Chris abre a porta do carro, e Tony entra. Fechando a porta, Tony gira a chave na ignição, ligando o motor.

“Você conhece a filha do General Gordon?” Tony perguntou.

“Uma moleca. Ela é uma moleca. Por que pergunta?”

“Papai quer que eu vá a um encontro às cegas. Que patético passar meu tempo com uma moleca.”

“Ah! Soube que ela já foi a vinte encontros às cegas até agora. É por isso que papai quer que você volte para casa?”

“Desta vez, sinto vontade de fugir de todos,” disse Tony.

Chris fica boquiaberto. “Você sente vontade de fugir de mim também? Sou um fardo para você?”

“Você é o filho verdadeiro. Por que papai não deixa você conhecer a moleca?”

Chris ri. “Você é gentil e eu não. Papai não pode me tratar do jeito que trata você. Me deixa perplexo como você tolera essas coisas.”

“É por isso que ele me adotou.”

Tony olha pela janela e vê a enfermeira novamente. Lola está em uma bicicleta, que passa pelo carro de Chris.


Lola

Uma semana passa rápido como um carrinho no dia de feira. Muitas horas de trabalho parecem um minuto.

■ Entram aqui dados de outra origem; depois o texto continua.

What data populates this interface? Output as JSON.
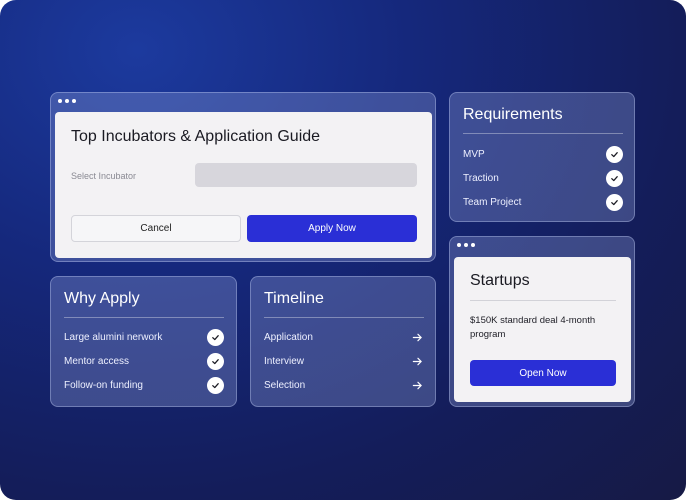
{
  "guide": {
    "title": "Top Incubators & Application Guide",
    "select_label": "Select Incubator",
    "select_value": "",
    "cancel_label": "Cancel",
    "apply_label": "Apply Now"
  },
  "requirements": {
    "title": "Requirements",
    "items": [
      {
        "label": "MVP",
        "icon": "check-icon"
      },
      {
        "label": "Traction",
        "icon": "check-icon"
      },
      {
        "label": "Team Project",
        "icon": "check-icon"
      }
    ]
  },
  "why_apply": {
    "title": "Why Apply",
    "items": [
      {
        "label": "Large alumini nerwork",
        "icon": "check-icon"
      },
      {
        "label": "Mentor access",
        "icon": "check-icon"
      },
      {
        "label": "Follow-on funding",
        "icon": "check-icon"
      }
    ]
  },
  "timeline": {
    "title": "Timeline",
    "items": [
      {
        "label": "Application",
        "icon": "arrow-right-icon"
      },
      {
        "label": "Interview",
        "icon": "arrow-right-icon"
      },
      {
        "label": "Selection",
        "icon": "arrow-right-icon"
      }
    ]
  },
  "startups": {
    "title": "Startups",
    "description": "$150K standard deal 4-month program",
    "button_label": "Open Now"
  },
  "colors": {
    "accent": "#2a2fd6",
    "background": "#15287c",
    "card": "#f3f2f4"
  }
}
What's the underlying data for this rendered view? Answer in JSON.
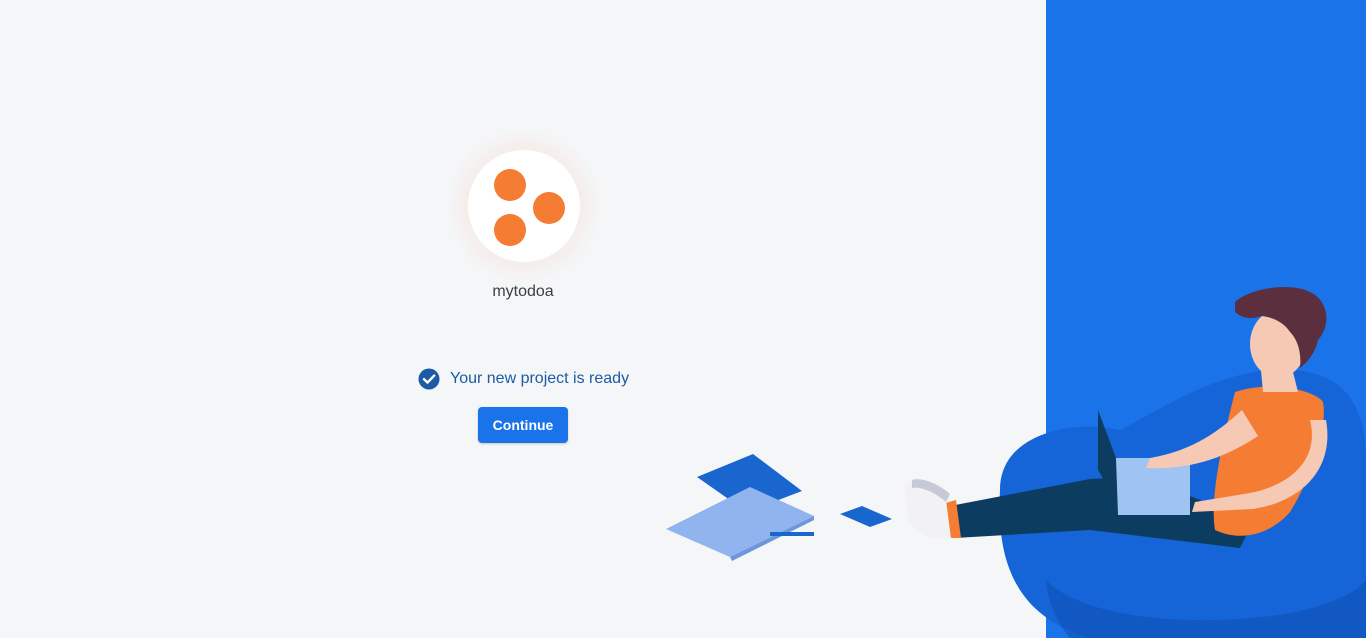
{
  "project": {
    "name": "mytodoa",
    "logo_icon": "three-orange-dots-icon",
    "logo_color": "#f47c33"
  },
  "status": {
    "icon": "check-circle-icon",
    "message": "Your new project is ready"
  },
  "actions": {
    "continue_label": "Continue"
  },
  "theme": {
    "background": "#f5f6f8",
    "accent": "#1a73e8",
    "status_text_color": "#1c5aa6"
  },
  "illustration": {
    "name": "person-on-beanbag-with-laptop-illustration"
  }
}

As noites saltam como uma gazela.

Todas as manhãs e noites, você me veria olhando para o calendário, desejando que algo surgisse do nada e me impedisse de ir ao encontro às cegas.

Na segunda-feira, preciso tomar um comprimido. Algo para parar minha ansiedade por um tempo. E então a ansiedade entra sem bater na porta, me fazendo querer tomar mais comprimidos.

Na terça-feira, prefiro ficar sombria, sem tomar remédios. Digo a mim mesma que ir a um encontro às cegas para garantir um lugar para ficar com minha família vale a pena.

Olhando para o calendário na noite de quarta-feira, ouço batidas na minha porta.

“Lola, você já está dormindo? Você ainda não jantou, não é?” A voz de Ella soa de um jeito estranho. Parece que ela estava se sentindo culpada por me forçar a fazer o que eu não quero.

“Vamos jantar juntas,” eu disse, abrindo a porta.

A preocupação no rosto de Ella se transforma em um sorriso. “Sim.”

Em um restaurante próximo, Ella me olha enquanto coloca um copo de café na mesa e diz, “Espero que você não esqueça dos truques?”

“Sim. Podemos tomar uma cerveja?”

“Por quê?”

“Só o álcool pode me tirar dessa ansiedade.”